Jeff Sessions's Bigotry Bender Continues
Fresh off a very public shaming, Attorney General Jeff Sessions has kicked his campaign of discrimination into high gear. Following an assault on sanctuary city funding, the Sessions-helmed Department of Justice filed an atypical briefing arguing that Title VII of Civil Rights Act of 1964 did not cover sexual orientation.
Title VII specifically “prohibits employment discrimination based on race, color, religion, sex, and national origin.”
The DOJ weighed in on private employment case currently being heard by Second Circuit U.S. Court of Appeals. As reported by BuzzFeed, the rare filing asserted that a plaintiff suing his former employer for wrongful termination based on sexual orientation was not covered by the 1964 law.
From the Department of Justice’s briefing:
“The sole question here is whether, as a matter of law, Title VII reaches sexual orientation discrimination. It does not, as has been settled for decades. Any efforts to amend Title VII’s scope should be directed to Congress rather than the courts.”
Donald Zarda, a skydiving instructor who was allegedly fired for his sexual orientation, field the lawsuit against his former employer, Altitude Express. In the suit, Zarda and his lawyers contended that Altitude Express had violated Title VII. However, the Justice Department said in Wednesday’s filing that the section only protected complaints made by men or women who had been treated unequally.
The DOJ argued:
“As the courts have long held, discrimination based on sexual orientation does not fall within Title VII’s prohibition on sex discrimination because it does not involve “disparate treatment of men and women.”

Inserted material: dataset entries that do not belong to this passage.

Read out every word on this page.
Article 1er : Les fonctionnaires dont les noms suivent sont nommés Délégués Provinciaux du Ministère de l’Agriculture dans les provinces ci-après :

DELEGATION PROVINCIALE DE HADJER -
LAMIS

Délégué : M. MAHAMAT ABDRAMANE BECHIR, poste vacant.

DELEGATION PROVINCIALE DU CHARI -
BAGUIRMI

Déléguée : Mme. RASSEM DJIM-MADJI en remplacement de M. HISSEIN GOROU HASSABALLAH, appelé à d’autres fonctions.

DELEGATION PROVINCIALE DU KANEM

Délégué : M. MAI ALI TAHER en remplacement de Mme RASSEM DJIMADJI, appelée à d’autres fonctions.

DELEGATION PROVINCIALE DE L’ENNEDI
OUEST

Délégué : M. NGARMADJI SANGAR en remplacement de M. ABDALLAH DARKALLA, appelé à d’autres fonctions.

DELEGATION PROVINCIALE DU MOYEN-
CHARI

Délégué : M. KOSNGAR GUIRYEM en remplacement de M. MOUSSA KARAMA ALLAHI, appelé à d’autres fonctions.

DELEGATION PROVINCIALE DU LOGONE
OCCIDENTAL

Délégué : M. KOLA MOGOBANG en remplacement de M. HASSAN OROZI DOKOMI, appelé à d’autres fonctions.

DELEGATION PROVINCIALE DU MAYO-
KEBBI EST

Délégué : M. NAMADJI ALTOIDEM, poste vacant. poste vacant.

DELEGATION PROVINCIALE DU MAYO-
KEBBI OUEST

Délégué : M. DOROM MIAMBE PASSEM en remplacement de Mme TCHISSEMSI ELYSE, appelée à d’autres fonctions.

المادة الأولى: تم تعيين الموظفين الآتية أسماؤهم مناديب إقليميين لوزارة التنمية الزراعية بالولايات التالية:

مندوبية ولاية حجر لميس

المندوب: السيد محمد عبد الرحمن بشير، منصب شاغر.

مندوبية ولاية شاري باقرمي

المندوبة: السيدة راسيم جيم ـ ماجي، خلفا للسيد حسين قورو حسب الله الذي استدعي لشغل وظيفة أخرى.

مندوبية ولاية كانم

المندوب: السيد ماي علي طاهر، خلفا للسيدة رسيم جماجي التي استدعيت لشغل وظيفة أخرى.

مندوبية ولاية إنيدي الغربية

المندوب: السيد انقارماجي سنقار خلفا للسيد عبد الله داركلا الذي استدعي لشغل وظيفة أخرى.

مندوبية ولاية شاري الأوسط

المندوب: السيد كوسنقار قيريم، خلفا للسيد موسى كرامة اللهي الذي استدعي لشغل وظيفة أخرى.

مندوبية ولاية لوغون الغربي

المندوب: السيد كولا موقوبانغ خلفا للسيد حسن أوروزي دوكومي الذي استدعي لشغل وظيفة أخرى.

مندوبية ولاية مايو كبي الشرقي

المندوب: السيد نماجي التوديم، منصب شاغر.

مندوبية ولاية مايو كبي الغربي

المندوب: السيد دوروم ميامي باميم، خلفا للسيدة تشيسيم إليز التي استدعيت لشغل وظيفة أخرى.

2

“The essential element of sex discrimination under Title VII is that employees of one sex must be treated worse than similarly situated employees of the other sex, and sexual orientation discrimination simply does not have that effect.”
The Obama Administration, BuzzFeed noted, had reversed its opposition to sexual orientation’s inclusion in Title VII. Previously, the administration said prior court precedents had prevented it from explicitly defining sexual orientation discrimination as a civil rights violation.
In April, a court ruled in favor of Diane Wood, a lesbian woman who was fired by Ivy Tech Community College in Indiana. The presiding judge accepted the argument that sexual orientation included sex stereotyping and was therefore protected by Title VII.
Zarda, who died in a 2014 skydiving accident, faced mixed court rulings against and in his favor. But, the Justice Department’s incursion into his case likely demonstrates how Sessions’s department will handle future cases of sexual orientation discrimination — not that anymore proof was required.
As American Civil Liberties Union LGBT & HIV Project Director James Esseks said in his comment on the DOJ’s briefing, Wednesday will “go down in history as Anti-LGBT Day.” But, as it has also has ceaselessly declared, the ACLU will continue to fight the Trump administration in court.
“Fortunately, courts will decide whether the Civil Rights Act protects LGBT people, not an Attorney General and a White House that are hell-bent on playing politics with people’s lives,” Esseks said in a statement. “We are confident that the courts will side with equality and the people.”